И тогда пошел Писатель (не отряхнув с себя прах былой наивности, как выразился Бездельник) прямо к заместителю начальника лагеря по политической и культурно-воспитательной работе (так он именовался) с превосходной (по мнению Писателя) и простой идеей: он. Писатель, напишет своей жене, а та пришлет на адрес лагеря (а не мужу лично) три-четыре книжные посылки (зеку полагается на общем режиме одна посылка раз в полгода, но только после отбытия половины срока). Книги эти Писатель сразу и заведомо дарил лагерной библиотеке, а так как известно, что литература (издаваемая, разумеется, у нас) непременно сеет разумное, доброе и вечное, то и зекам эти несколько десятков книг скрасят жизнь и послужат перевоспитанию. И получил в ответ Писатель вполне благожелательное согласие. Где-то через месяц вызвали его в штаб лагеря, и принёс он, веселясь и торжествуя, груду книг из собственной библиотеки. Их немедля расхватали читать, и приятно было (и смешно) смотреть, как нескрываемо радовался Писатель, на это глядя. И во что-то сам уткнулся, и наш треп почти забросил, и шахматы. Книги были средненькие, признаться, но уже ему жена написала, что купила кучу только что вышедших и послала новую посылку.

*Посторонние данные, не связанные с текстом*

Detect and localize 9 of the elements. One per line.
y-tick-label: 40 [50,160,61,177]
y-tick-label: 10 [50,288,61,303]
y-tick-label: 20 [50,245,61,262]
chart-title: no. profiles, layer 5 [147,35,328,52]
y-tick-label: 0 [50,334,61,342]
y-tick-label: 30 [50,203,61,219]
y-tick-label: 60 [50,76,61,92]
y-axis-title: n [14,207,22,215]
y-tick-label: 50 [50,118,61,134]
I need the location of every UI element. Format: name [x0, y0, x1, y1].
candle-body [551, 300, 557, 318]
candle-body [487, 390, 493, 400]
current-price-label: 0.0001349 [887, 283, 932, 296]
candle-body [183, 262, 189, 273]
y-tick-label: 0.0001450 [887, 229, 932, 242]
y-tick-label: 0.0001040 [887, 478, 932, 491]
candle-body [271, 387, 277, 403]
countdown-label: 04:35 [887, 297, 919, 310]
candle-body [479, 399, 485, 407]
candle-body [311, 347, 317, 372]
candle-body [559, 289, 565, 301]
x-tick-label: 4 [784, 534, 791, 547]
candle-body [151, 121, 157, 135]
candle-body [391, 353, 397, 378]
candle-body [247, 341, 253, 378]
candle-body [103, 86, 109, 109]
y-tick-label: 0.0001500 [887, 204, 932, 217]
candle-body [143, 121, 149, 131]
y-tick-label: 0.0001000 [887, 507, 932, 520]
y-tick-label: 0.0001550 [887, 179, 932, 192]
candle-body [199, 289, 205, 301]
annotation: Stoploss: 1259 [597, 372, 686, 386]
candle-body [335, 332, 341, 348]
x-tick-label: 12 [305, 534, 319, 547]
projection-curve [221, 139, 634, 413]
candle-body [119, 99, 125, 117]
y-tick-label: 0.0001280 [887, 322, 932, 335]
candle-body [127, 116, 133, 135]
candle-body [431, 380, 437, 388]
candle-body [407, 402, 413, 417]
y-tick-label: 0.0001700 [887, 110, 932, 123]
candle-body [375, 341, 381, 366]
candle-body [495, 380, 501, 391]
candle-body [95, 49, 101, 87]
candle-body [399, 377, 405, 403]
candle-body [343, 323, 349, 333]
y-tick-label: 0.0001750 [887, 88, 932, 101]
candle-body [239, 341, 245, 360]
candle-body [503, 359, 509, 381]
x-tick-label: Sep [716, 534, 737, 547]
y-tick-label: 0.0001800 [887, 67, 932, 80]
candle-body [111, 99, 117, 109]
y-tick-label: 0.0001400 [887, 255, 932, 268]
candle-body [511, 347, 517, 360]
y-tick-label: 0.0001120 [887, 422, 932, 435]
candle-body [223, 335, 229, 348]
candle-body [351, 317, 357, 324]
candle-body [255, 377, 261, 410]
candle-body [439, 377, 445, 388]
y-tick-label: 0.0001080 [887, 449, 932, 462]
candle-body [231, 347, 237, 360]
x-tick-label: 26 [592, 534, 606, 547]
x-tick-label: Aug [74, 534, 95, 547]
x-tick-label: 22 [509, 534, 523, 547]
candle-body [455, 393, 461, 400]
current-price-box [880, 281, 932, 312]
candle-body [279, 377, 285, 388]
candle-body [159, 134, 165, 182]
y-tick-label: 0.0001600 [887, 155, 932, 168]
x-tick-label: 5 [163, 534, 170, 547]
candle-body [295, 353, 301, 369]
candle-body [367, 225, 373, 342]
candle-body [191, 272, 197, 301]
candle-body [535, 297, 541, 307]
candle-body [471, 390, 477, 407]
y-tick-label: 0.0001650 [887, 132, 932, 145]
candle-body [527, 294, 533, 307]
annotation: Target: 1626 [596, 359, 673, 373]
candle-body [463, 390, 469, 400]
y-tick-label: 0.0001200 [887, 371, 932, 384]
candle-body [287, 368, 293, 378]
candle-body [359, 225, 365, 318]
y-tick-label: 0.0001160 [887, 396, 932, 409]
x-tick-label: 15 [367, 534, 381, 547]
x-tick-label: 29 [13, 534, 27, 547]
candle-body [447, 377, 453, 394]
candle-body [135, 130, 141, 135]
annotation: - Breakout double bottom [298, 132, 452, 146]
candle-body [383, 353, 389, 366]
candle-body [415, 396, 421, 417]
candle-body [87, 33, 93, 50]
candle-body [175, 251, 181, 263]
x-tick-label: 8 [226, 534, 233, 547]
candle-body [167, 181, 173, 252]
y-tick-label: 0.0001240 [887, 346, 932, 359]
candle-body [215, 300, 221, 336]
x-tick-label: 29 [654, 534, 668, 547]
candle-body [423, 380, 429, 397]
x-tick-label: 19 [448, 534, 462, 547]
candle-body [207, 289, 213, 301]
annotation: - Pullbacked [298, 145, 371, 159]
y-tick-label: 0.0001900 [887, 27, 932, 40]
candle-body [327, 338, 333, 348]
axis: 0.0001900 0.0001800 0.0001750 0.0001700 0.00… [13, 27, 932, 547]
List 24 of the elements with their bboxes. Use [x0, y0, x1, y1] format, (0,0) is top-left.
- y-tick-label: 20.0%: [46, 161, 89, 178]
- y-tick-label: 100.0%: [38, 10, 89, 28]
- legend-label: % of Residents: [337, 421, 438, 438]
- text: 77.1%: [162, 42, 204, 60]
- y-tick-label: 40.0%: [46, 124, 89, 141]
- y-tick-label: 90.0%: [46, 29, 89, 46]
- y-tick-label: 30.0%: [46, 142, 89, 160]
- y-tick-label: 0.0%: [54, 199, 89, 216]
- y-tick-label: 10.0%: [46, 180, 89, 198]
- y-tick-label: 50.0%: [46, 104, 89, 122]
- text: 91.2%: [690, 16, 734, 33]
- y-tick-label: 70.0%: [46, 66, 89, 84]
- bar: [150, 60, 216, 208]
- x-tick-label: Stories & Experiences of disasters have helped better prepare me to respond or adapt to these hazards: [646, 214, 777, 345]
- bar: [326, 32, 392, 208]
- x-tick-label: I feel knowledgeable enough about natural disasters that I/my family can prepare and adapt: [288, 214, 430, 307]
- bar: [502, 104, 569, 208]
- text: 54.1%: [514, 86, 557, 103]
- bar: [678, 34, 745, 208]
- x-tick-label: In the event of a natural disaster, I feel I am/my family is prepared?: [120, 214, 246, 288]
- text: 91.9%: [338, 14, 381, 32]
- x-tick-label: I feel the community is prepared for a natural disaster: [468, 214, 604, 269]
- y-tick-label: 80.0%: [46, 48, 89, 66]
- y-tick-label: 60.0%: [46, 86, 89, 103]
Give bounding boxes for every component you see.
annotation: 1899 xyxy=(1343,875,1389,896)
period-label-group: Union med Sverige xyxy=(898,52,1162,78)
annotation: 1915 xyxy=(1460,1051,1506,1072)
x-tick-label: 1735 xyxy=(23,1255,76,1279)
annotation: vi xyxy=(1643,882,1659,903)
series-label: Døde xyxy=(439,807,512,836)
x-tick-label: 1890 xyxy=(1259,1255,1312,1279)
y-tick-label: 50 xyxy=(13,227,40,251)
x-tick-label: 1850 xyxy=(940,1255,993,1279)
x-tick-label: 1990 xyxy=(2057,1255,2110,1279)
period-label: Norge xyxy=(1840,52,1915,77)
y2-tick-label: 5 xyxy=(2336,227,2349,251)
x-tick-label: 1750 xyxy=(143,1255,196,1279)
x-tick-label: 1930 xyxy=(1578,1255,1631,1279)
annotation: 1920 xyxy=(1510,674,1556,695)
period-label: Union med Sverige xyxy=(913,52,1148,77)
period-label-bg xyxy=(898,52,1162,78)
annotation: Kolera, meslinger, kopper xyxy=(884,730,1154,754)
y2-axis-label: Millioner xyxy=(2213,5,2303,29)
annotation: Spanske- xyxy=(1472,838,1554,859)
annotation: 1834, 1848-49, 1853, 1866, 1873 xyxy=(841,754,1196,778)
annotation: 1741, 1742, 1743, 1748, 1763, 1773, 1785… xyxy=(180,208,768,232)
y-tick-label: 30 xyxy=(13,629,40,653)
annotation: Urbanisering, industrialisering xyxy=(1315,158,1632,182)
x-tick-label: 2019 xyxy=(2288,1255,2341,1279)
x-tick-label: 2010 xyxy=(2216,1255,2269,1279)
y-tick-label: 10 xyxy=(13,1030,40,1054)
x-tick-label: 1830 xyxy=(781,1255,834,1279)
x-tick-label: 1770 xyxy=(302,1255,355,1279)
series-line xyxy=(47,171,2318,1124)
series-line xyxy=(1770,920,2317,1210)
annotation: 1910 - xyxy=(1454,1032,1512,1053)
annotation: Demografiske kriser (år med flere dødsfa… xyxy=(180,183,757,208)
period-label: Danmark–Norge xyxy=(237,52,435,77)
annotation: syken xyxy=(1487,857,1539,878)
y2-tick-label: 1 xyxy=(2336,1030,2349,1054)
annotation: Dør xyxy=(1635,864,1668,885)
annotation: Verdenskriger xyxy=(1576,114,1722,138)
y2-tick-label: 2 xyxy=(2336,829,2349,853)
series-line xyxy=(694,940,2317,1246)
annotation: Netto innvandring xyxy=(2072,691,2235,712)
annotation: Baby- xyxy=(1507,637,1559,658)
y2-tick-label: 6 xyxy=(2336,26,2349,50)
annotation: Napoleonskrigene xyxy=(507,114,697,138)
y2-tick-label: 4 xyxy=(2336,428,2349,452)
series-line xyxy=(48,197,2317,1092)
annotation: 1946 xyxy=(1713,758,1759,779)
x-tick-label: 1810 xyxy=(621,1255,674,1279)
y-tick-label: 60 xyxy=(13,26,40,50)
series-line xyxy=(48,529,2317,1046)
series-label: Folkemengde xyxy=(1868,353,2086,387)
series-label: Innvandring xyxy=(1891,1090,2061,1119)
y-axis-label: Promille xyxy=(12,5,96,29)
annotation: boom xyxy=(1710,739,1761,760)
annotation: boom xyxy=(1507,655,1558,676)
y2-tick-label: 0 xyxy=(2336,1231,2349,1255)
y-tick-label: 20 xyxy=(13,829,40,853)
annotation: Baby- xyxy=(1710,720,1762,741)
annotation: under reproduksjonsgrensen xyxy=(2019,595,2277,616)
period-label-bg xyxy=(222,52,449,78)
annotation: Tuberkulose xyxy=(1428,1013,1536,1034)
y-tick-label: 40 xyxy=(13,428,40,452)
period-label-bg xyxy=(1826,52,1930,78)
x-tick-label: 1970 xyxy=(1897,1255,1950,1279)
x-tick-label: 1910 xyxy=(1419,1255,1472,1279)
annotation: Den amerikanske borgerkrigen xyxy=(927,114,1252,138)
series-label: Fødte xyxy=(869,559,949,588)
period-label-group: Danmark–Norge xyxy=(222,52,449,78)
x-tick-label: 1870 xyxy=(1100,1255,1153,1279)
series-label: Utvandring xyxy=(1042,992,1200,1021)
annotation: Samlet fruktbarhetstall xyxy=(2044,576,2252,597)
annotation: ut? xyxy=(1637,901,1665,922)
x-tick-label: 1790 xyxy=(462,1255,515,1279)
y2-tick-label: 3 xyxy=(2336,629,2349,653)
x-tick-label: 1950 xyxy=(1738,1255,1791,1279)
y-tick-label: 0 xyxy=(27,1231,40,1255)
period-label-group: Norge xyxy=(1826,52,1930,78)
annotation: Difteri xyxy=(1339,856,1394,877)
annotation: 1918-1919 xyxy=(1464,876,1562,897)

Прошло два дня всего, как у нас появилось чтение, и Писателя вдруг выдернули в штаб. Никогда ничего хорошего эти вызовы для нас не означали. После сразу объявились мудрецы, задним числом клятвенно утверждавшие (век мне свободы не видать!), что предвидели такой оборот, но нельзя было такое предвидеть. В штабе Писателя немедленно провели в оперативную часть.
Я уже предупреждал тебя, читатель, что не будет здесь красивых ужасов — только мерзость монотонной бессмыслицы,
глупой и по-глупому жестокой, опишу я тут, как сумею, поручившись лишь за полную достоверность всех моих свидетельских показаний. Да нарочно такое и не придумаешь.
В кабинете сидело человек пять — это была зловещая комната, били обычно здесь. Заместитель по режиму капитан Овчинников сидел, поигрывая связкой ключей. Их зажав в кулаке внезапно, наносил он первый удар и почти всегда сбивал с ног, остальные били сапогами. Все они сейчас были тут. Среди них и инспектор политчасти, что присутствовал сам при разговоре, когда Писатель договаривался о посылке. Красное, всегда воспаленное лицо Овчинникова было сейчас свирепо донельзя. Очень страшная была рожа у этого тридцатилетнего капитана, ярого вымогателя денег у зеков, идущих на свидание с родными. Делал он это обычно через своих доверенных лиц, но не брезговал требовать и лично, угрожая, что в противном случае человек сгниет в изоляторе. Это было вполне в его власти, а что сгнить в изоляторе легко, знала превосходно вся зона, ведь не зря лагерь целиком стоял на болоте.